Lo que comenzó como un sorpresivo pase de gestión se convirtió en una crisis partidaria profunda. El Movimiento Social por la República (MSR), espacio político que integra Héctor «Toty» Flores, solicitó formalmente este mediodía al Tribunal de Disciplina y Ética partidario la expulsión del dirigente tras confirmarse su incorporación al gobierno municipal encabezado por Fernando Espinoza.
Los fundamentos de la expulsión
A través de un duro comunicado emitido el 6 de marzo, la conducción provincial del MSR argumentó que la decisión de Flores de sumarse al gabinete kirchnerista representa un «flagrante incumplimiento de lo establecido por la Carta Orgánica» del partido.

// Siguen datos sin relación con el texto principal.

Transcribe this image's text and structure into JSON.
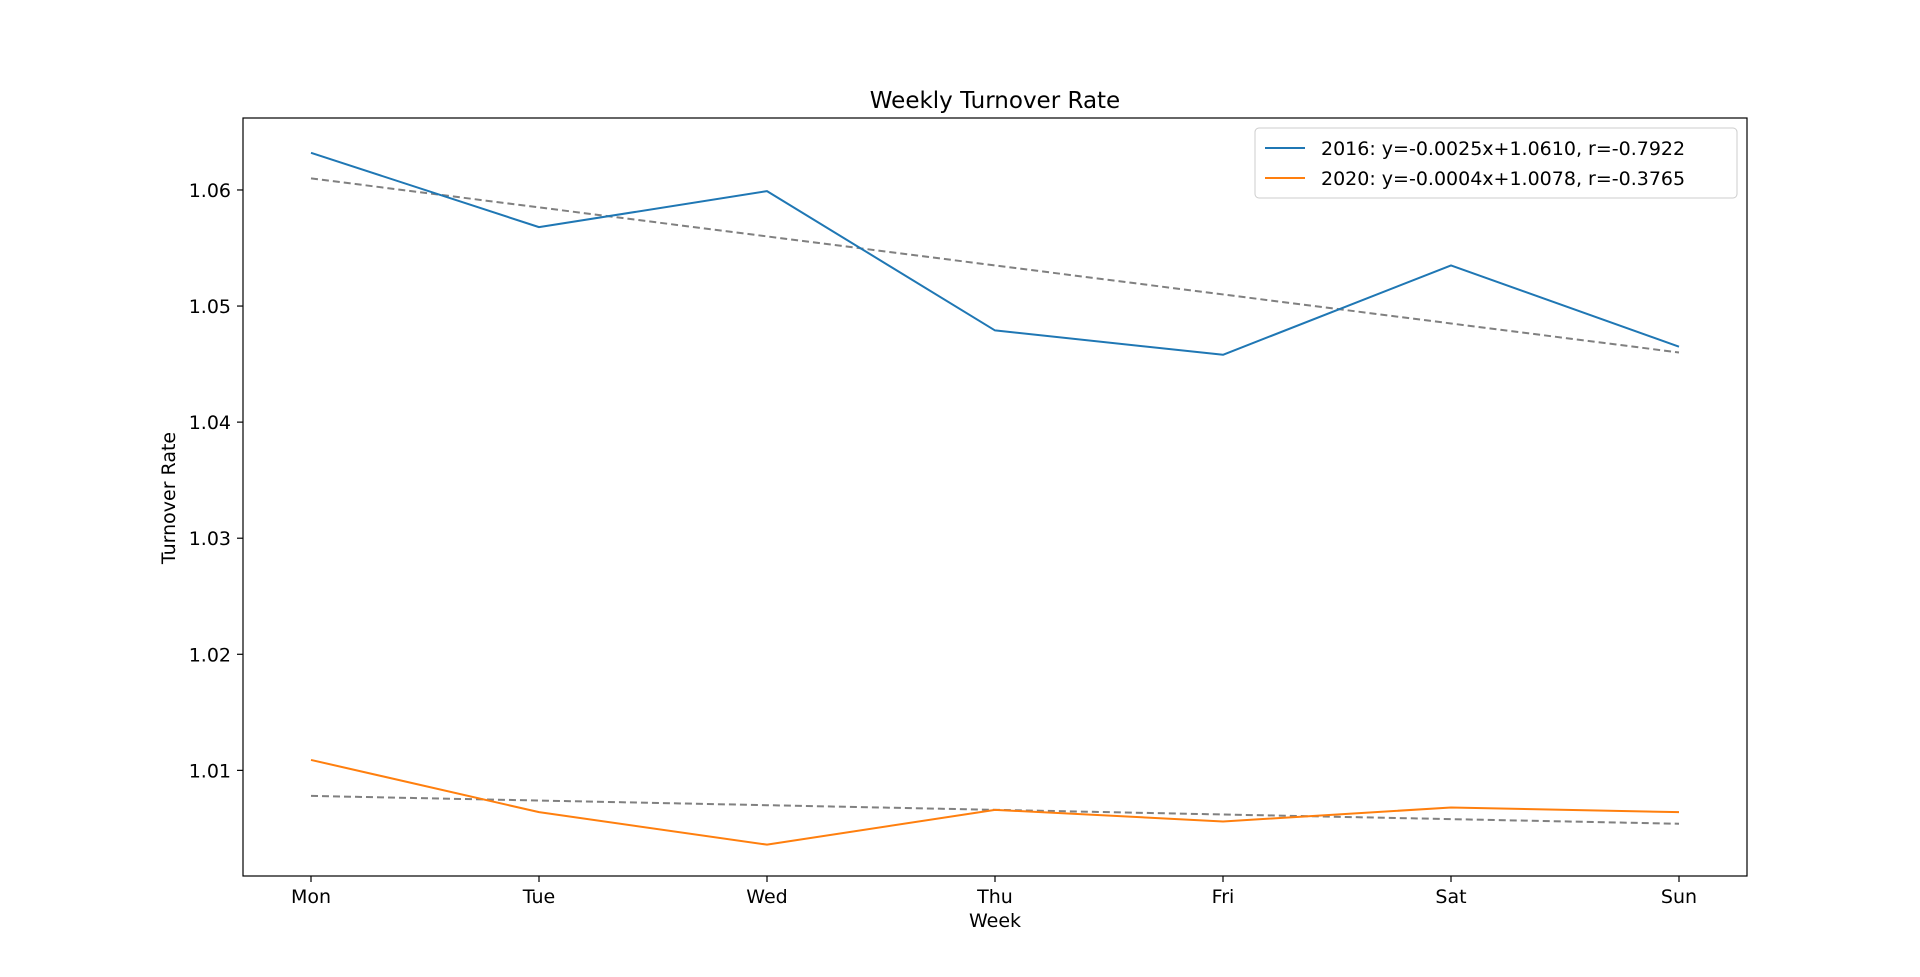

La cúpula del MSR se reunió de urgencia tras conocerse que Flores, histórico referente de la Coalición Cívica y crítico del modelo matancero, juró como Subsecretario de Economía Social y Productiva. Para el partido, este movimiento es incompatible con los valores y la plataforma política que el dirigente representaba hasta hace apenas horas.
Un gabinete con «ruido» opositor
La salida de Flores de su histórico rol opositor no es el único movimiento que genera suspicacias en el distrito. Junto a él, también se sumaron a la gestión de Espinoza otros exconcejales de Juntos por el Cambio, como Jorge Lampa y Laura Greco, lo que marca una estrategia del intendente por «peronizar» o absorber sectores de la oposición dialoguista en un contexto de fuerte ajuste nacional.
El fin de una era
Para muchos analistas, este pedido de expulsión marca el fin de la trayectoria de Toty Flores dentro del esquema de la Coalición Cívica y el MSR, donde su figura era un símbolo de la «resistencia social» fuera del peronismo. La rapidez con la que su propio espacio solicitó su salida deja claro que no hubo una negociación previa y que el salto al gabinete de Espinoza fue interpretado como una «traición política».